Como foi defender a criminalização da LGBTQIAPfobia no STF?

Na verdade, foi uma agitação. Foi em julho de 2019 e, no dia anterior, não parava de chover no Rio de Janeiro e eu fiquei desesperada achando que o voo ia ser cancelado. Não consegui dormir nessa noite, fiquei acordada olhando para a janela, achando que não conseguiria chegar em Brasília. De tanta chuva, caiu uma barreira no Rio de Janeiro e a prefeitura lançou estado de calamidade. E eu pensando “justo no dia do julgamento”. Mas fui para o aeroporto, consegui embarcar, desci em São Paulo e depois fui para Brasília. Quando eu estava na porta do STF, fiquei sabendo que não pode entrar lá com o ombro à mostra e eu estava com um vestido que deixava o ombro de fora. Aí uma ativista do Mães Pela Diversidade me deu o blazer dela para eu poder entrar. Achei a maior palhaçada porque quando a gente chega lá, a gente coloca a toga. Entrei, peguei a toga e fiquei esperando. Fiquei muito nervosa, como todo mundo ficaria nessa situação. Afinal de contas, não era uma causa qualquer. Era uma causa de extrema importância, onde todo o movimento LGBTQIAP+ estava acompanhando.

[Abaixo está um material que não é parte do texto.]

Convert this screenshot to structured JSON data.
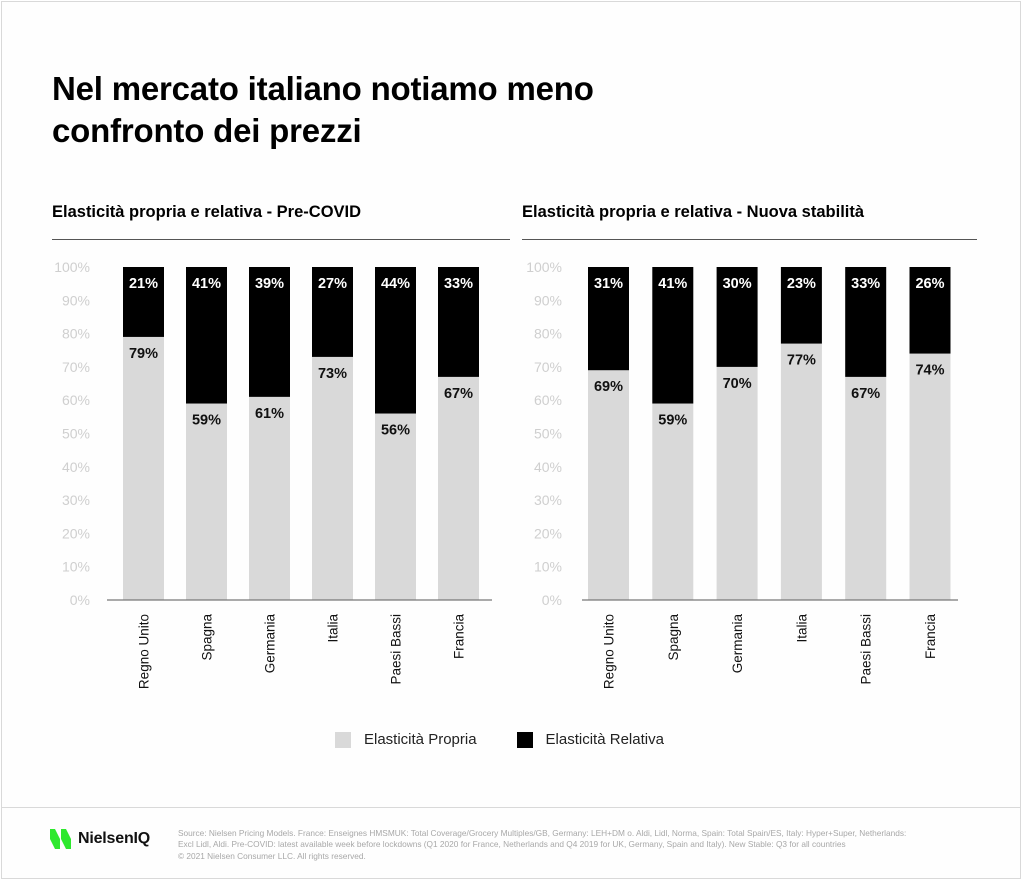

Foi muito emocionante e a gente teve um êxito muito bom. Eu, Amanda Puchta, Paulo Iotti, Alexandre Bahia e Thiago Viana fomos os cinco advogados que fizeram a defesa no STF. Foi um momento desses que dificilmente a gente vive em nossas vidas profissionais. Não foi apenas defender enquanto um trabalho, mas sim uma causa que tem ligação direta com a gente. Depois, fiquei muito emocionada com as pessoas falando que nós representamos elas e que, naquele momento, eu fui a voz da comunidade trans. Lá, eu disse que toda essa violência contra nós está errada e que é preciso parar de nos matar. Naquele momento, eu fui a voz de quarenta anos de ativismo da comunidade trans. Eu não poderia deixar, obviamente, de estar nervosa e emocionada, mas também fiquei muito feliz com a nossa vitória.

Qual medida é fundamental para que avancemos em direitos?

Estou ingressando com um amicus curae – amigo da corte, em latim – pelo Fonatrans, na questão do uso do banheiro. É uma ação extremamente importante, que vai definir se impedir uma pessoa trans de usar o banheiro do gênero que ela se identifica gera dano moral. Também acho que a gente precisa ter uma lei que possa estabelecer uma cota no mercado de trabalho para pessoas trans em empresas que recebem incentivo fiscal. Acredito que, se uma empresa recebe isenção fiscal, uma forma de devolver para a sociedade o dinheiro que está sendo isento seria fazer uma reparação histórica com a população trans, que não teve acesso à cidadania e vive há longos anos em vulnerabilidade e em precariedade no mercado de trabalho.

Essa seria uma forma de romper com estigmas, já que as pessoas tendem a não querer contratar pessoas trans. Precisamos que esse projeto seja aprovado, é o projeto de lei 812 de 2019, da deputada estadual Renata Souza. A gente ainda não conseguiu avançar com essa pauta porque a extrema direita veta todos os projetos com conteúdo LGBTQIAP+. Qualquer projeto LGBTQIAP+ é vetado.